Es handelt sich um eine kontinuierliche Herabwürdigung all dessen, was wir waren und dessen, was wir in den nächsten Jahren noch werden. Leider ist die eingeschlagene Richtung die der absoluten sozialen Angleichung. Weg mit jeder kulturellen oder folkloristischen Besonderheit oder Abweichung. Das Wichtige ist die Sicherheit, sagen sie. Als wäre Italien der einzige Ort in Europa, der sie nötig hat. Auch hier riskieren wir, immer dasselbe zu erzählen, aber wir alle wissen und zu allererst wissen das die Institutionen, dass wenn wir unseren Fußball verbessern und die Stadien wieder lebendig und spektakulär machen wollen, zuallererst gesunder Menschenverstand gefragt ist. Dann auch Geld, Planung und Organisation. Alles Dinge, die im Moment komplett zu fehlen scheinen. Man legt uns immer das „englische Modell“ in den Mund oder Sheriffs wie Gabrielli erzählen uns sogar von einem Europa des Fußballs, wo im Stadion alle sitzen und es keine Auseinandersetzungen gibt (und bezeugen dadurch, dass sie wirklich auf einem anderen Planeten leben und womöglich glauben, dass die Leute kein Internet zuhause haben, um sich vom Gegenteil zu überzeugen). Im Laufe der Jahre wurden Millionen von Euros für Imagekampagnen verschwendet. Ein bisschen so, als wenn man die Schlaglöcher ausbessert anstatt die Straße neu zu asphaltieren. Im Ergebnis heißt das, dass man andauernd irgendwo wieder flicken muss.
Es tut mir leid, dass ich immer wieder Deutschland als Beispiel aus dem Hut zaubern muss, aber wir könnten auch die skandinavischen Länder als Beispiel heranziehen. Vorbemerkung: Mir gefallen die typisch italienischen Stadien, wie auch die zerfallenen Spielstätten des Balkans mit ihren heißblütigen Fans. Aber weil man sich dafür entschieden hat, sich als „entwickeltes Gemeinwesen“ zu klassifizieren (ich habe immer noch nicht verstanden, auf der Basis von welchen Kriterien genau), muss man aber auch die Fähigkeiten mitbringen, sich auf das Niveau von wirklich fortschrittlichen Ländern zu heben. Und es sollte allen klar sein, dass es nicht einmal in England so sinnlose Verbote und Regularien gibt wie bei uns. Dies, weil man anderswo verstanden hat, dass der Fan nicht grundsätzlich eine Bestie ist und wenn man eine Person nicht wie sozialen Abschaum behandelt, sondern sie ernst nimmt, respektiert und ihr erlaubt, so zu supporten, wie es ihr gefällt, diese Person mit Sicherheit positiv darauf reagiert. Aber für das alles braucht es Kultur und Geduld. Alles Voraussetzungen, die in Italien fehlen.
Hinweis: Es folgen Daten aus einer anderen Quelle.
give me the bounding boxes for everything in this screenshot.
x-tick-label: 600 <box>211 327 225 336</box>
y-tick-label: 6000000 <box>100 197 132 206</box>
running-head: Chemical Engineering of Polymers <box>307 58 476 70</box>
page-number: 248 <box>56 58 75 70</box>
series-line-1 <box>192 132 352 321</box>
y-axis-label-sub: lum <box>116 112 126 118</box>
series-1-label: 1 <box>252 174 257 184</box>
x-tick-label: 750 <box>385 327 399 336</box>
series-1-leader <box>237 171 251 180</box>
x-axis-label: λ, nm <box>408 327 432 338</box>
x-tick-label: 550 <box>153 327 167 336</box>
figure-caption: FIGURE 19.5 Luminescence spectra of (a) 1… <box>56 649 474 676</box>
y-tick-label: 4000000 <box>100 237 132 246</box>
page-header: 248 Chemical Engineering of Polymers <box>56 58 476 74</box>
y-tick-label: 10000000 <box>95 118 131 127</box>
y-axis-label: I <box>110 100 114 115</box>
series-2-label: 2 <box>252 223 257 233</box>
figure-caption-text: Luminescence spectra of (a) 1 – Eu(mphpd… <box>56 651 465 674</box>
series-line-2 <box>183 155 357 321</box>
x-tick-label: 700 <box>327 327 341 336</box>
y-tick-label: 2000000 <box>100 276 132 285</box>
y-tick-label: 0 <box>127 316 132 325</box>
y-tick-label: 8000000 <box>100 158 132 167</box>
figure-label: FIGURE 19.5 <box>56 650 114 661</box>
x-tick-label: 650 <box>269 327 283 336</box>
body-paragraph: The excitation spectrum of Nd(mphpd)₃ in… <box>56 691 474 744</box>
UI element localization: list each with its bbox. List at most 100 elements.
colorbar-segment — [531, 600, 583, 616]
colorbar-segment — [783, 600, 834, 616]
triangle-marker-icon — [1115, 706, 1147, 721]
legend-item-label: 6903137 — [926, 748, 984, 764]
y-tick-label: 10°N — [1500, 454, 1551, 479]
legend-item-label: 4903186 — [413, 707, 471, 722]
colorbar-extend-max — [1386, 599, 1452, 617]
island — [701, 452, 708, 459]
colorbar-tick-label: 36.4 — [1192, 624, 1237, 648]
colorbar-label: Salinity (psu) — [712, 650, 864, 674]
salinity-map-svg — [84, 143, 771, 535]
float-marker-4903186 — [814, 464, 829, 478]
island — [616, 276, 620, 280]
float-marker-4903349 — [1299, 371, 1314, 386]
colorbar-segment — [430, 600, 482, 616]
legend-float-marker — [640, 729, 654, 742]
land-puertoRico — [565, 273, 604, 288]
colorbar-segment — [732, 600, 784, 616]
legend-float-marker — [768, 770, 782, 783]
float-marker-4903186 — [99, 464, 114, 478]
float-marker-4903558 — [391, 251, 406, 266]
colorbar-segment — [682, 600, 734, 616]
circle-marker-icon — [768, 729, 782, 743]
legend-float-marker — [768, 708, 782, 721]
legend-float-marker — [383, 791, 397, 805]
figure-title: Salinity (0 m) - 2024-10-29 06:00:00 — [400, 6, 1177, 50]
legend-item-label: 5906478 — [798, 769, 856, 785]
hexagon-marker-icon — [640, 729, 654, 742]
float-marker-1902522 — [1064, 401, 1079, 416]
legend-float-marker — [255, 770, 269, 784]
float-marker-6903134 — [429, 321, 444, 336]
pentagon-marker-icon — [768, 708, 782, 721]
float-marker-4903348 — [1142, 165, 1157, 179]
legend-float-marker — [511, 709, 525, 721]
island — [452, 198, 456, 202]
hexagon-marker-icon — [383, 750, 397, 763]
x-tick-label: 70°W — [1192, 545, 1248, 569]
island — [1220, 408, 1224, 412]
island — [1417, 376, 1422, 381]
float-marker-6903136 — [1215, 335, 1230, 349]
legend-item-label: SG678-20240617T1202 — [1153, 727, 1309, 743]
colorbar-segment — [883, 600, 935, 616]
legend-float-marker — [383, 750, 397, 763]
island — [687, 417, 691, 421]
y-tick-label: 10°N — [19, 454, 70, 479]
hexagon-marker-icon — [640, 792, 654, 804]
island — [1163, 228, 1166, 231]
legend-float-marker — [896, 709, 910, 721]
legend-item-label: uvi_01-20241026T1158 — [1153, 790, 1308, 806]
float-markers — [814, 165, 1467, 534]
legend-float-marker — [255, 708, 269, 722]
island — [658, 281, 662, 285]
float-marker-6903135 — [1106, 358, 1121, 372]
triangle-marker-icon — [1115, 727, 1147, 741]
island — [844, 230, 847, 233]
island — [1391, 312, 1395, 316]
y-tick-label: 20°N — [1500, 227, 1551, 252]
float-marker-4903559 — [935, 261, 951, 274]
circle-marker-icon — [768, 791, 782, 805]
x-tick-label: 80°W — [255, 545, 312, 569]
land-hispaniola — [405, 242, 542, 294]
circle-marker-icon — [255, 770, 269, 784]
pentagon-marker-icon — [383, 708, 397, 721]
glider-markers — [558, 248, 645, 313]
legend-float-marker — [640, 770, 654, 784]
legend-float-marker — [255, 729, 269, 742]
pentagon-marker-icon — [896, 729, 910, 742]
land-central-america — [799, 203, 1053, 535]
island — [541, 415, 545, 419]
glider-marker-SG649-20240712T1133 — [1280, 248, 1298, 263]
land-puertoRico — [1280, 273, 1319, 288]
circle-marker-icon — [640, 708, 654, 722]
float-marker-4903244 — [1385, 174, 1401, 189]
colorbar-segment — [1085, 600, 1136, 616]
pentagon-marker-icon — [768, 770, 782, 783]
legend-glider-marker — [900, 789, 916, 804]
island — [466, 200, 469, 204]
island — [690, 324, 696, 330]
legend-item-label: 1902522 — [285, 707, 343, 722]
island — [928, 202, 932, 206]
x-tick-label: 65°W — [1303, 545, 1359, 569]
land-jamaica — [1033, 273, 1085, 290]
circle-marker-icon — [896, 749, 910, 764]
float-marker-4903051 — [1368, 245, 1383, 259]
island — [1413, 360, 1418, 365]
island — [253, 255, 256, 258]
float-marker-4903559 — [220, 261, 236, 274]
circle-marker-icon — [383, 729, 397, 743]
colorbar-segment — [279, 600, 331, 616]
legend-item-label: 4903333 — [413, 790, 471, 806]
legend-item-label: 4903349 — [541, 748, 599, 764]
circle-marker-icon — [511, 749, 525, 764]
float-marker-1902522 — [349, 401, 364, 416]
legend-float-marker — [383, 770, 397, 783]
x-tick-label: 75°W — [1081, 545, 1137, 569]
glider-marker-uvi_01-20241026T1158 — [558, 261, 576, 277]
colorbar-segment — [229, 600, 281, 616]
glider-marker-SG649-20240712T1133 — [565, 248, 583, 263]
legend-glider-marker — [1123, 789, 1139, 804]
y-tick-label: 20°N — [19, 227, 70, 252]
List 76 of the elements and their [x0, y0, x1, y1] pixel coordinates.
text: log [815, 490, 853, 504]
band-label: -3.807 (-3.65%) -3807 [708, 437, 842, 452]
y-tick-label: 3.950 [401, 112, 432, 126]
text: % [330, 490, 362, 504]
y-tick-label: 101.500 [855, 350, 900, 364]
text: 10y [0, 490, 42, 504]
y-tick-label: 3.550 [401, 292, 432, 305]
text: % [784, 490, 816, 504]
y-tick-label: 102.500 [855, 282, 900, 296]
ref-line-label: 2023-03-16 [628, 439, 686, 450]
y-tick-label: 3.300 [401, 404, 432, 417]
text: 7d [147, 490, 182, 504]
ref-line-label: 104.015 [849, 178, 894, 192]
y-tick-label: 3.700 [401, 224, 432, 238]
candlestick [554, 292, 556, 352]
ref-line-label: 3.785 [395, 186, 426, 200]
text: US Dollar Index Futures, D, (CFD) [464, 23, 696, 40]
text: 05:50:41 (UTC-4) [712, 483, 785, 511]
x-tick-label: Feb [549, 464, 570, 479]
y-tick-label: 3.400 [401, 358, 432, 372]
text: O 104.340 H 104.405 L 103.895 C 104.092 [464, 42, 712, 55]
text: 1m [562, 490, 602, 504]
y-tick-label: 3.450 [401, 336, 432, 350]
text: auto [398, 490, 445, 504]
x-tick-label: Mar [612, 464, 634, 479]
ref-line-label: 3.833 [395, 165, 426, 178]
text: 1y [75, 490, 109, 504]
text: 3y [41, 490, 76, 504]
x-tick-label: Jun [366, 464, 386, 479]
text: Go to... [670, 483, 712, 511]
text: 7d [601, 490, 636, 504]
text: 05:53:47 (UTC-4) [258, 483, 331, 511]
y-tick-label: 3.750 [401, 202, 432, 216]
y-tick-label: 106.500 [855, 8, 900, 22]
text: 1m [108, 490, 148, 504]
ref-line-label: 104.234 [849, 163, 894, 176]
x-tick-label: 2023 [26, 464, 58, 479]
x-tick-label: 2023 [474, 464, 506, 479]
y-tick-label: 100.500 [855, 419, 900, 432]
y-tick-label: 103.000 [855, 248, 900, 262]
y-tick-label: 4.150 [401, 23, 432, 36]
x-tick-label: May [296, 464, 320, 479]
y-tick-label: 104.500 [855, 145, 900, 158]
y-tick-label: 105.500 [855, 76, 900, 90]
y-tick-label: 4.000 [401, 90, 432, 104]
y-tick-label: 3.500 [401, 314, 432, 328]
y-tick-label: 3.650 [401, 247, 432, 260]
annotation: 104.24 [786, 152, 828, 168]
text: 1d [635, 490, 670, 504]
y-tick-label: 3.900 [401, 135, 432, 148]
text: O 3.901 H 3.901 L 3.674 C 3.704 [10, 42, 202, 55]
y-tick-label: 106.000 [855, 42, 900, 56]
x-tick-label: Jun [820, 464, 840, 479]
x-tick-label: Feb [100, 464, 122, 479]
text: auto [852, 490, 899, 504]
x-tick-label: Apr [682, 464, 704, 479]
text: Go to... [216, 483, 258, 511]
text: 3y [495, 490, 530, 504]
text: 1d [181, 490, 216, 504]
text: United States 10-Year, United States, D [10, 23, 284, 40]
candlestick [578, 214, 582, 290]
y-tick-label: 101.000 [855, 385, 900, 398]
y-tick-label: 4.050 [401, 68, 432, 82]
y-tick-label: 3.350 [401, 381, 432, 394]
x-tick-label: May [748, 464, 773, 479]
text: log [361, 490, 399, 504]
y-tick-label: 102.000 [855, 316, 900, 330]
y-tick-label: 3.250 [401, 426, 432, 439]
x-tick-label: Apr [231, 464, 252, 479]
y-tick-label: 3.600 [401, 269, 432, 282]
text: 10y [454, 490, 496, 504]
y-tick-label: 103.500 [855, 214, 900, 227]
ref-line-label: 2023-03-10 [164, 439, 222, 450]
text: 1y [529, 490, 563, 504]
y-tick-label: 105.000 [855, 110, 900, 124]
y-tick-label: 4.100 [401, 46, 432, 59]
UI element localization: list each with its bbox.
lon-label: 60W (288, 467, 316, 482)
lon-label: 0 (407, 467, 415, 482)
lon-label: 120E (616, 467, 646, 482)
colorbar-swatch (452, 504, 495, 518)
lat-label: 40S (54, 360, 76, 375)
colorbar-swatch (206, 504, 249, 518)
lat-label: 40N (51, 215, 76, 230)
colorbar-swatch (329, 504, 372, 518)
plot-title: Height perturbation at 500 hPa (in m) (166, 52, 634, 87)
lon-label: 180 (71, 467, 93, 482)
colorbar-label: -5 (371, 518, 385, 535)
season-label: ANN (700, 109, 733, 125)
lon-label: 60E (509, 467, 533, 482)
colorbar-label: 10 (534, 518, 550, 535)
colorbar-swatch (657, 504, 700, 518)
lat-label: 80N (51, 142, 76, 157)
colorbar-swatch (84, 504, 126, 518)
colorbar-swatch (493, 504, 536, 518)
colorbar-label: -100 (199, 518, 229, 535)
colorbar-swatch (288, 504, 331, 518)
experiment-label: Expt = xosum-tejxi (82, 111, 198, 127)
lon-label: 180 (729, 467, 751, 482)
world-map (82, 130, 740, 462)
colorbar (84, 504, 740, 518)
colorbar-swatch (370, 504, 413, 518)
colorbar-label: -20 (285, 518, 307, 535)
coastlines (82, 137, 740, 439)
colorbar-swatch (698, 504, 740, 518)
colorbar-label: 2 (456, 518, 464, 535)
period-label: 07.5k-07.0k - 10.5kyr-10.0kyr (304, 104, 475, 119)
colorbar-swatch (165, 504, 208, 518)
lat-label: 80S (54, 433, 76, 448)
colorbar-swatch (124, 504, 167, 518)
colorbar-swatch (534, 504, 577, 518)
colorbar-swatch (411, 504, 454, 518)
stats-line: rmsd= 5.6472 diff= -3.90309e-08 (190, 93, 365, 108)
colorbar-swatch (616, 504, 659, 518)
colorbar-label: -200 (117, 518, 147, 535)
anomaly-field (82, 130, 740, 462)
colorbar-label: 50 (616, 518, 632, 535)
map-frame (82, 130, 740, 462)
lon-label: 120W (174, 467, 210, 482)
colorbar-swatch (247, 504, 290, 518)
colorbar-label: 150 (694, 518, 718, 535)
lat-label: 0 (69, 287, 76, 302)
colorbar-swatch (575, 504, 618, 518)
Und dann wären da noch die Eigeninteressen. Da gibt es Präfekten und Polizeichefs, die ihre Karriere auf der Ausgestaltung der öffentlichen Ordnung aufbauen. Unwichtig, wenn das alles nur provisorisch zusammengespuckt ist. Wichtig ist, dass man etwas vorzeigen kann, nicht dass man konkret und pragmatisch handelt. Ein Hund, der sich in den Schwanz beißt. Ich werfe mal diese Provokation in den Raum: Bringen wir Trommeln, Megaphone, Banner, Rauchbomben und Bengalos, Choreografien, Fahnen und Farben wieder in die Stadien zurück. Die Eintrittskarten sind namensgebunden? Wozu dienen dann Fankarten, Drehkreuze und Blocktrennungen? Hör doch auf. Wir bewegen uns in die genau entgegengesetzte Richtung vom Rest der Welt. Reißen wir die Trennwände nieder. Verkaufen wir Tickets wieder zu nachvollziehbaren Preisen. Wie viel wettet ihr, dass sich die Stadien wieder füllen werden? Und das soll überhaupt nicht heißen, dass es jeden Sonntag zu Straßenkämpfen kommt. Vor allen Dingen wenn du den Leuten die Möglichkeit gibst, ihren Stress im Stadion abzubauen und das optimal in geregelte Bahnen führst, kann die Gesellschaft davon nur profitieren. Die Menschen sind nicht müde vom Fußball, sie haben auch ihre Leidenschaft dafür nicht verloren, sie kotzt einfach nur an, was aus diesem Sport geworden ist.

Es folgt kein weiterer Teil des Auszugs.